Predicting Tumor Progression in CRC Patients

Leah Lawrence

It may be possible to predict personalized tumor progression in CRC patient's liquid biopsy and mathematical modeling.

Combining regular liquid plasma biopsies using plasma cell-free DNA (cfDNA) and solid-tissue biopsies with a mathematical modeling of tumor evolution helped anticipate tumor progression in patients with metastatic colorectal cancer, according to the results of a phase II study published in Cancer Discovery.

These methods could inform clinicians about the “timing of clinical decisions and future treatment strategies,” according to researchers led by Nicola Valeri, MD, PhD, team leader in gastrointestinal cancer biology and genomics at the Institute of Cancer Research, London, and consultant medical oncologist at the Royal Marsden NHS Foundation Trust.

According to the study, although clinicians often use tumor biopsies for cancer genotyping, many tumors have intratumor heterogeneity that can drive treatment resistance. Therefore, multiple biopsies in time and space could help provide a better understanding on how tumors evolve to resist therapy.

Valeri and colleagues analyzed the results of the PROSPECT-C trial, a study looking at biomarkers of response and resistance to anti–epidermal growth factor receptor (EGFR) treatments in patients with KRAS/NRAS wild-type chemorefractory metastatic colorectal cancer. The trial included 47 patients enrolled from November 2012 – December 2016. Patients had tumor biopsies at regular time points at baseline, disease progression, and at partial response in some patients. Patients also provided plasma samples every 4 weeks until disease progression.

Analysis of baseline cfDNA showed that 50% of patients with tumors defined as RAS wild-type based on tissue analysis that harbored aberrations in the RAS pathway in pretreatment cfDNA. These aberrations could explain why patients were resistant to the EGFR inhibitor cetuximab. Patients with aberrations in the RAS pathways were associated with worse progression free (hazard ratio [HR] = 3.41) and overall survival (HR = 2.78) compared with wild-type disease.

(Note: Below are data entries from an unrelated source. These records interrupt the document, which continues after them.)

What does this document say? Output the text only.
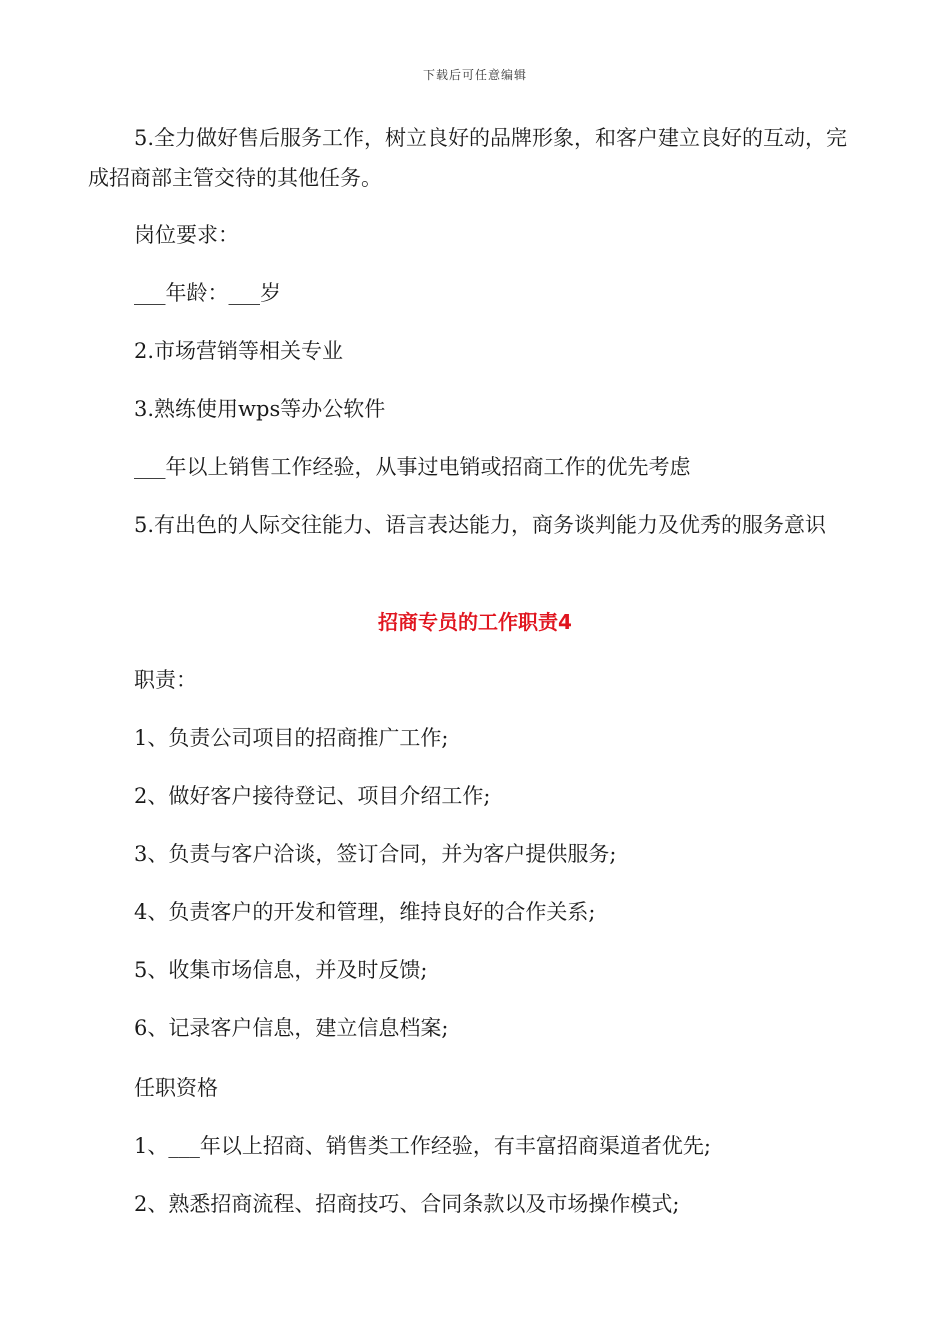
下载后可任意编辑

5.全力做好售后服务工作，树立良好的品牌形象，和客户建立良好的互动，完成招商部主管交待的其他任务。

岗位要求：

___年龄：___岁

2.市场营销等相关专业

3.熟练使用wps等办公软件

___年以上销售工作经验，从事过电销或招商工作的优先考虑

5.有出色的人际交往能力、语言表达能力，商务谈判能力及优秀的服务意识

招商专员的工作职责4

职责：

1、负责公司项目的招商推广工作;

2、做好客户接待登记、项目介绍工作;

3、负责与客户洽谈，签订合同，并为客户提供服务;

4、负责客户的开发和管理，维持良好的合作关系;

5、收集市场信息，并及时反馈;

6、记录客户信息，建立信息档案;

任职资格

1、___年以上招商、销售类工作经验，有丰富招商渠道者优先;

2、熟悉招商流程、招商技巧、合同条款以及市场操作模式;
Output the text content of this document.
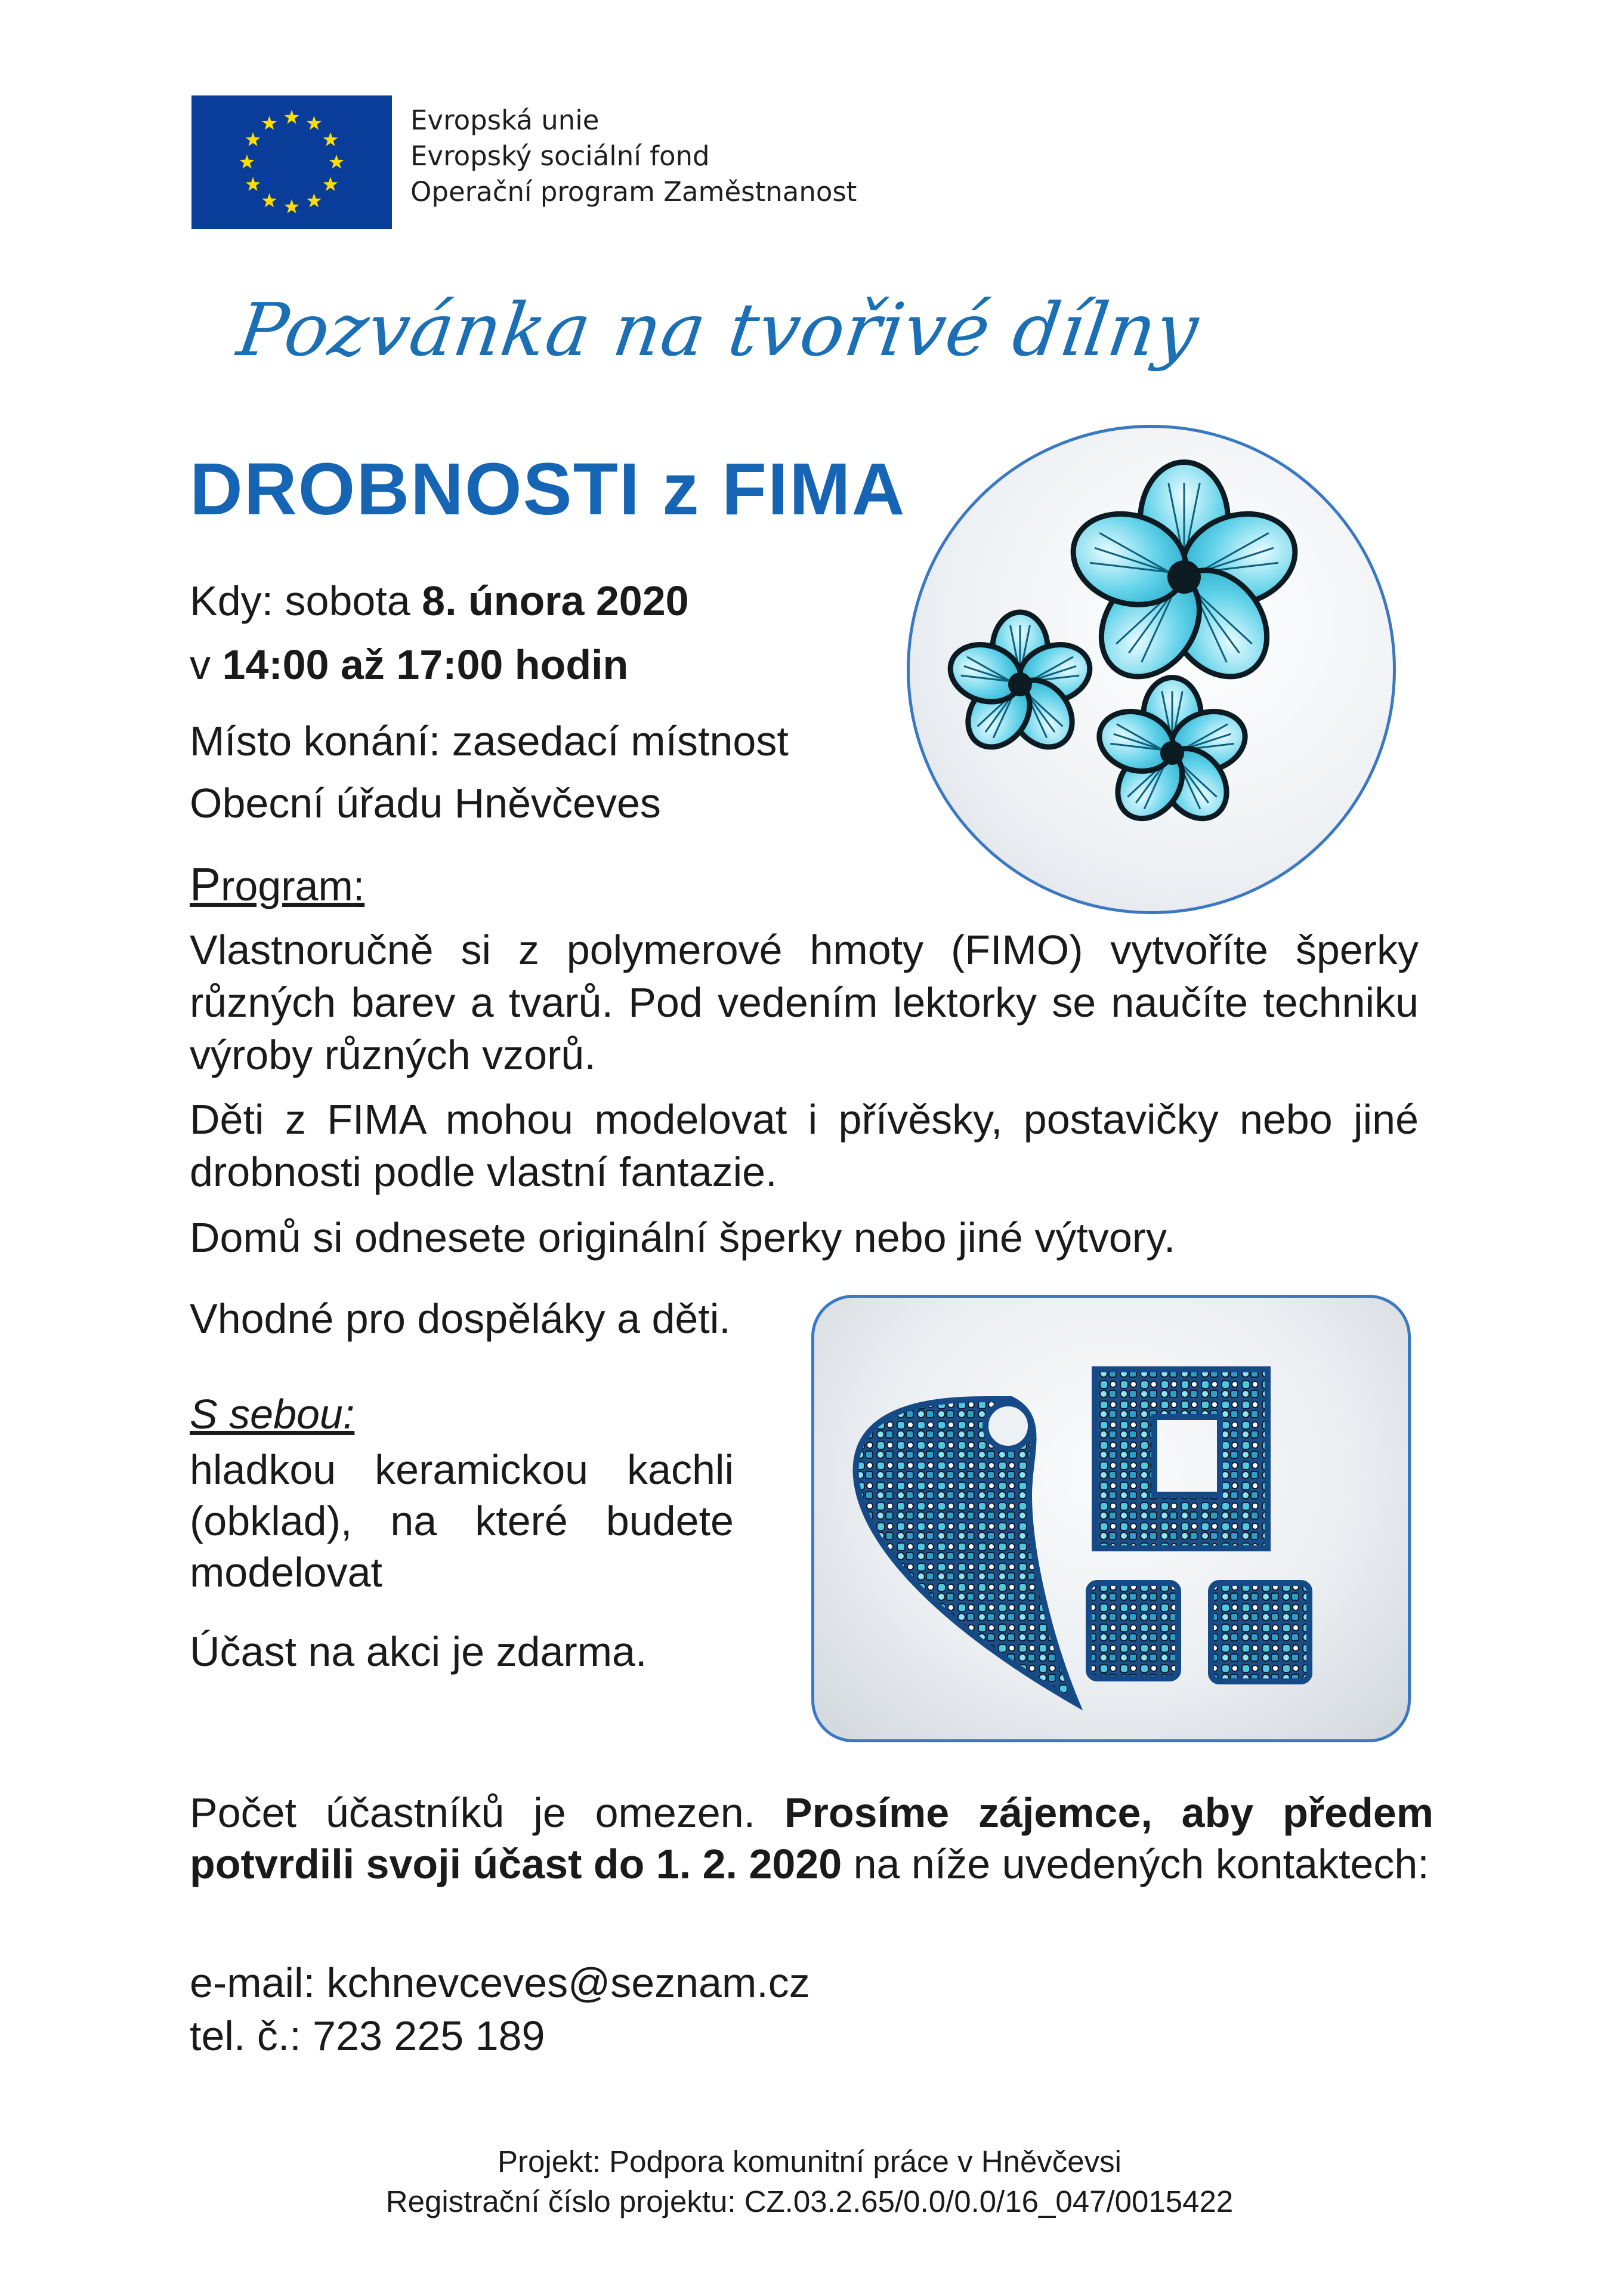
Evropská unie
Evropský sociální fond
Operační program Zaměstnanost
Pozvánka na tvořivé dílny
DROBNOSTI z FIMA
Kdy: sobota 8. února 2020
v 14:00 až 17:00 hodin
Místo konání: zasedací místnost
Obecní úřadu Hněvčeves
Program:
Vlastnoručně si z polymerové hmoty (FIMO) vytvoříte šperky různých barev a tvarů. Pod vedením lektorky se naučíte techniku výroby různých vzorů.
Děti z FIMA mohou modelovat i přívěsky, postavičky nebo jiné drobnosti podle vlastní fantazie.
Domů si odnesete originální šperky nebo jiné výtvory.
Vhodné pro dospěláky a děti.
S sebou:
hladkou keramickou kachli (obklad), na které budete modelovat
Účast na akci je zdarma.
Počet účastníků je omezen. Prosíme zájemce, aby předem potvrdili svoji účast do 1. 2. 2020 na níže uvedených kontaktech:
e-mail: kchnevceves@seznam.cz
tel. č.: 723 225 189
Projekt: Podpora komunitní práce v Hněvčevsi
Registrační číslo projektu: CZ.03.2.65/0.0/0.0/16_047/0015422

Valeri and colleagues developed models that used both cfDNA and carcinoembryonic antigen levels from plasma to predict time to progression. They validated their findings using RECIST measurements taken from radiological imaging data. This model was applied to 6 patients to predict time to clinical progression; of the predictions, 3 were within 10% of progression time as measured by RECIST.

“Integration of novel monitoring technologies like cfDNA, in combination with mathematical modeling of tumor forecasting, may offer the opportunity to act early, stop therapy, or change treatment to stay one step ahead of the disease,” Valeri said in a press release. “Our method allows for a more accurate prediction as well as improved monitoring of response to therapy.”

The researchers acknowledged several limitations to the study including its small size and its focus solely on the RAS pathways. The ability of the model to predict time to progression will need to be validated in other prospective clinical trials, the researchers wrote.